Le président des Etats-Unis Barack Obama a condamné vendredi « le recours révoltant à la violence » du régime de Bachar al-Assad, qu’il a accusé de chercher l’aide de l’Iran pour réprimer son peuple après une journée lors de laquelle plus de 70 personnes ont été tuées en Syrie.
« Les Etats-Unis condamnent dans les termes les plus forts le recours à la force par le gouvernement syrien contre des manifestants. Ce recours révoltant à la violence pour lutter contre des manifestations doit cesser immédiatement », a déclaré M. Obama dans un communiqué.
Le président américain a par ailleurs estimé que ces violences démontraient que l’annonce par le régime de la levée de l’état d’urgence n’était pas « sérieuse », et a directement accusé le président Bachar al-Assad de chercher l’aide de Téhéran afin de perpétrer cette répression.
« Au lieu d’écouter son propre peuple, le président Assad accuse l’étranger tout en cherchant à obtenir l’aide iranienne pour réprimer les Syriens avec les mêmes tactiques brutales que celles qui sont utilisées par ses alliés iraniens », a affirmé M. Obama.
« Nous nous opposons fermement au traitement qu’inflige le gouvernement syrien à ses ressortissants et nous continuons à nous élever contre son attitude déstabilisatrice, dont son soutien au terrorisme et à des groupes terroristes », a poursuivi le président.
Plus de 70 personnes ont été tuées par balles en Syrie lors de la dispersion d’imposantes manifestations contre le régime par les forces de l’ordre vendredi, l’une des journées les plus sanglantes depuis le début du mouvement de contestation, selon des témoins et militants.
Des centaines de personnes ont aussi été blessées lors de ces défilés qui ont rassemblé des dizaines de milliers de manifestants à travers le pays, après l’appel d’opposants via le réseau Facebook pour une journée du « Vendredi saint » malgré la levée la veille de l’état d’urgence en vigueur depuis près de 50 ans.

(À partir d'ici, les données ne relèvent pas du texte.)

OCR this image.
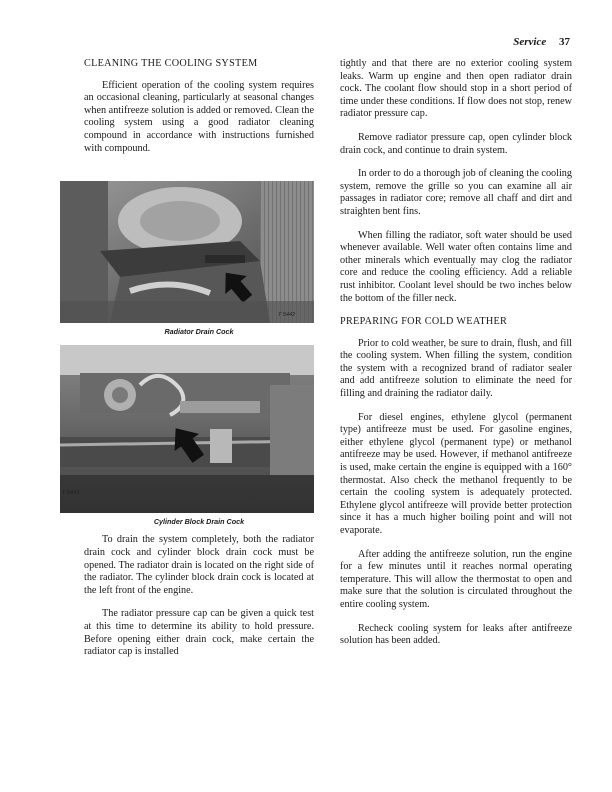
Service 37

CLEANING THE COOLING SYSTEM

Efficient operation of the cooling system requires an occasional cleaning, particularly at seasonal changes when antifreeze solution is added or removed. Clean the cooling system using a good radiator cleaning compound in accordance with instructions furnished with compound.

T 5442

Radiator Drain Cock

T 5443

Cylinder Block Drain Cock

To drain the system completely, both the radiator drain cock and cylinder block drain cock must be opened. The radiator drain is located on the right side of the radiator. The cylinder block drain cock is located at the left front of the engine.

The radiator pressure cap can be given a quick test at this time to determine its ability to hold pressure. Before opening either drain cock, make certain the radiator cap is installed

tightly and that there are no exterior cooling system leaks. Warm up engine and then open radiator drain cock. The coolant flow should stop in a short period of time under these conditions. If flow does not stop, renew radiator pressure cap.

Remove radiator pressure cap, open cylinder block drain cock, and continue to drain system.

In order to do a thorough job of cleaning the cooling system, remove the grille so you can examine all air passages in radiator core; remove all chaff and dirt and straighten bent fins.

When filling the radiator, soft water should be used whenever available. Well water often contains lime and other minerals which eventually may clog the radiator core and reduce the cooling efficiency. Add a reliable rust inhibitor. Coolant level should be two inches below the bottom of the filler neck.

PREPARING FOR COLD WEATHER

Prior to cold weather, be sure to drain, flush, and fill the cooling system. When filling the system, condition the system with a recognized brand of radiator sealer and add antifreeze solution to eliminate the need for filling and draining the radiator daily.

For diesel engines, ethylene glycol (permanent type) antifreeze must be used. For gasoline engines, either ethylene glycol (permanent type) or methanol antifreeze may be used. However, if methanol antifreeze is used, make certain the engine is equipped with a 160° thermostat. Also check the methanol frequently to be certain the cooling system is adequately protected. Ethylene glycol antifreeze will provide better protection since it has a much higher boiling point and will not evaporate.

After adding the antifreeze solution, run the engine for a few minutes until it reaches normal operating temperature. This will allow the thermostat to open and make sure that the solution is circulated throughout the entire cooling system.

Recheck cooling system for leaks after antifreeze solution has been added.
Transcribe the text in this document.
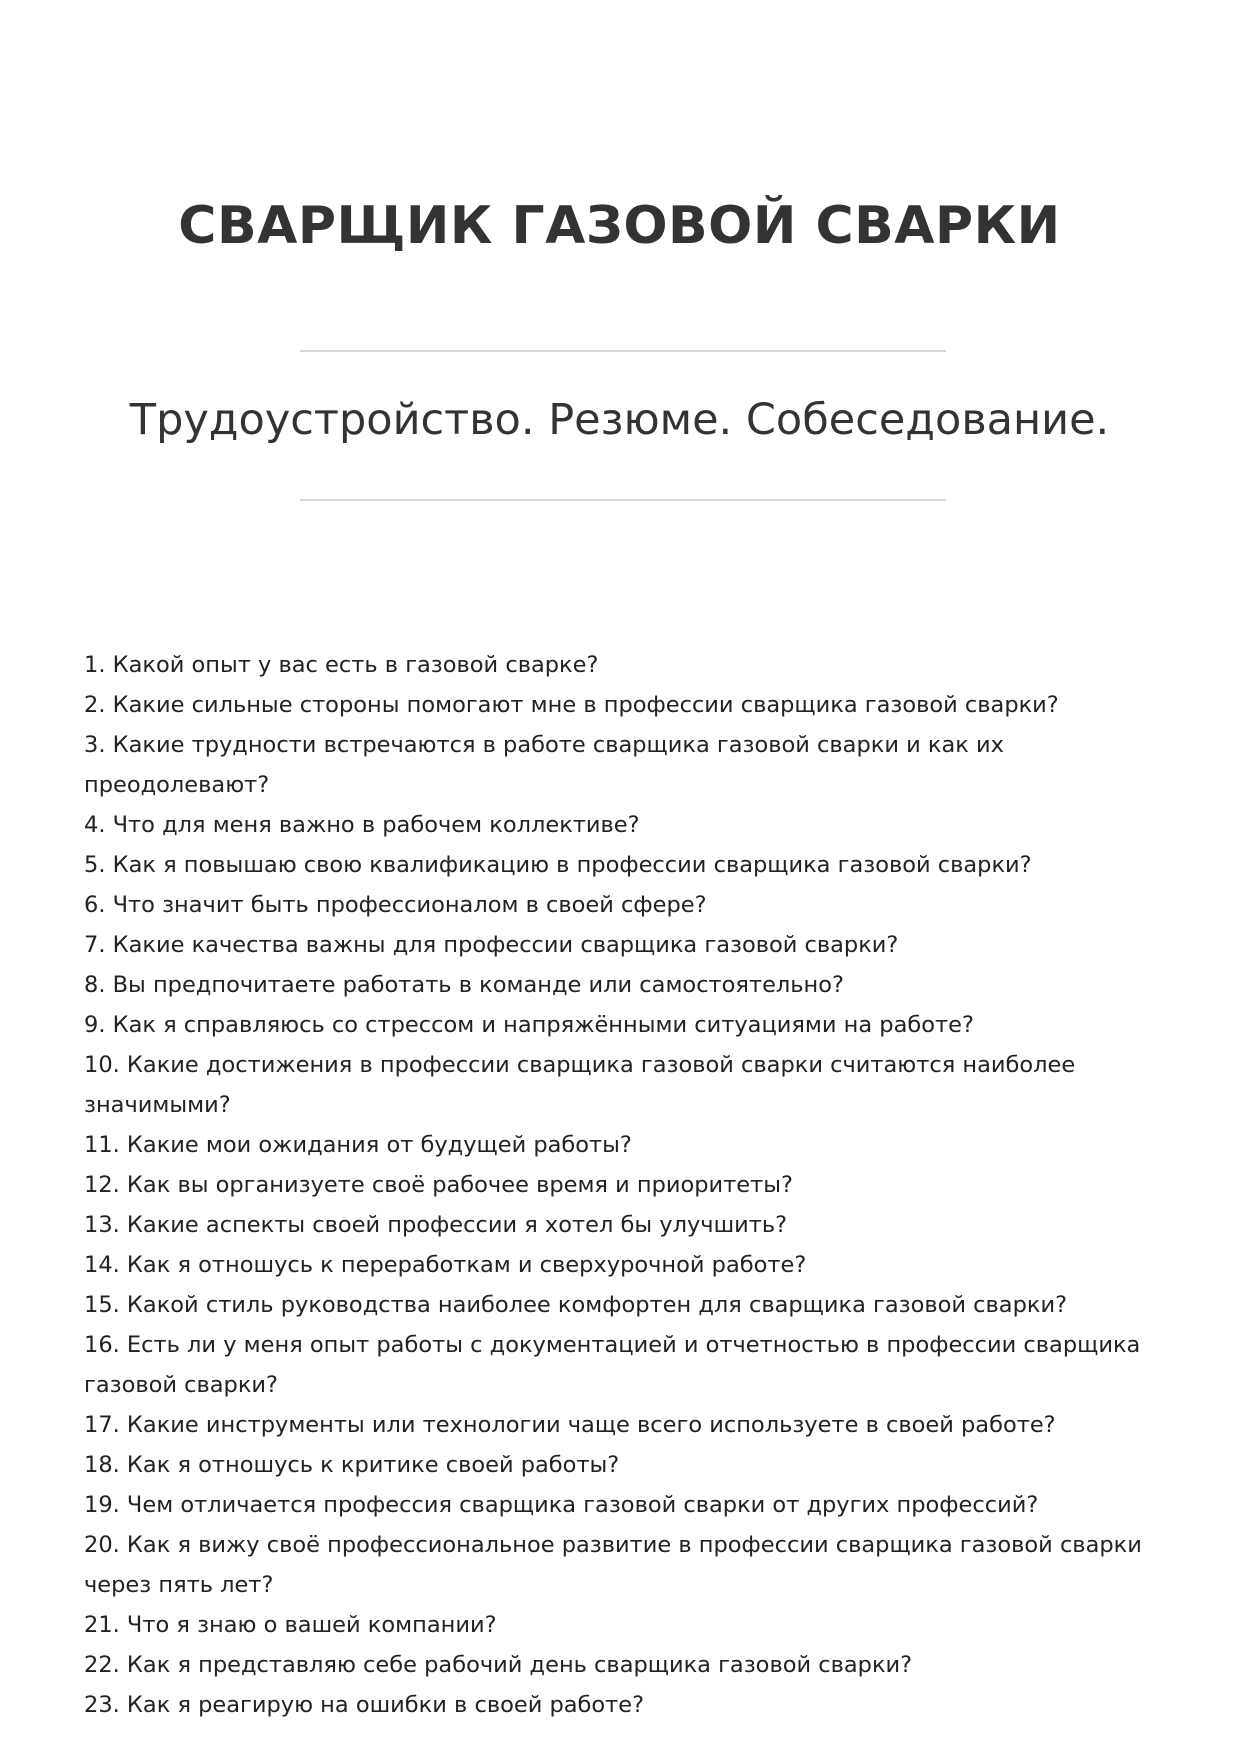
СВАРЩИК ГАЗОВОЙ СВАРКИ
Трудоустройство. Резюме. Собеседование.
1. Какой опыт у вас есть в газовой сварке?
2. Какие сильные стороны помогают мне в профессии сварщика газовой сварки?
3. Какие трудности встречаются в работе сварщика газовой сварки и как их преодолевают?
4. Что для меня важно в рабочем коллективе?
5. Как я повышаю свою квалификацию в профессии сварщика газовой сварки?
6. Что значит быть профессионалом в своей сфере?
7. Какие качества важны для профессии сварщика газовой сварки?
8. Вы предпочитаете работать в команде или самостоятельно?
9. Как я справляюсь со стрессом и напряжёнными ситуациями на работе?
10. Какие достижения в профессии сварщика газовой сварки считаются наиболее значимыми?
11. Какие мои ожидания от будущей работы?
12. Как вы организуете своё рабочее время и приоритеты?
13. Какие аспекты своей профессии я хотел бы улучшить?
14. Как я отношусь к переработкам и сверхурочной работе?
15. Какой стиль руководства наиболее комфортен для сварщика газовой сварки?
16. Есть ли у меня опыт работы с документацией и отчетностью в профессии сварщика газовой сварки?
17. Какие инструменты или технологии чаще всего используете в своей работе?
18. Как я отношусь к критике своей работы?
19. Чем отличается профессия сварщика газовой сварки от других профессий?
20. Как я вижу своё профессиональное развитие в профессии сварщика газовой сварки через пять лет?
21. Что я знаю о вашей компании?
22. Как я представляю себе рабочий день сварщика газовой сварки?
23. Как я реагирую на ошибки в своей работе?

Il s’agit de l’une des plus importantes mobilisations depuis le début le 15 mars du mouvement de contestation sans précédent contre le régime du président Bachar al-Assad, arrivé au pouvoir en 2000 à la mort de son père Hafez al-Assad.
Les morts de vendredi portent à au moins 303 personnes le bilan des personnes tuées depuis le 15 mars en Syrie selon Amnesty International.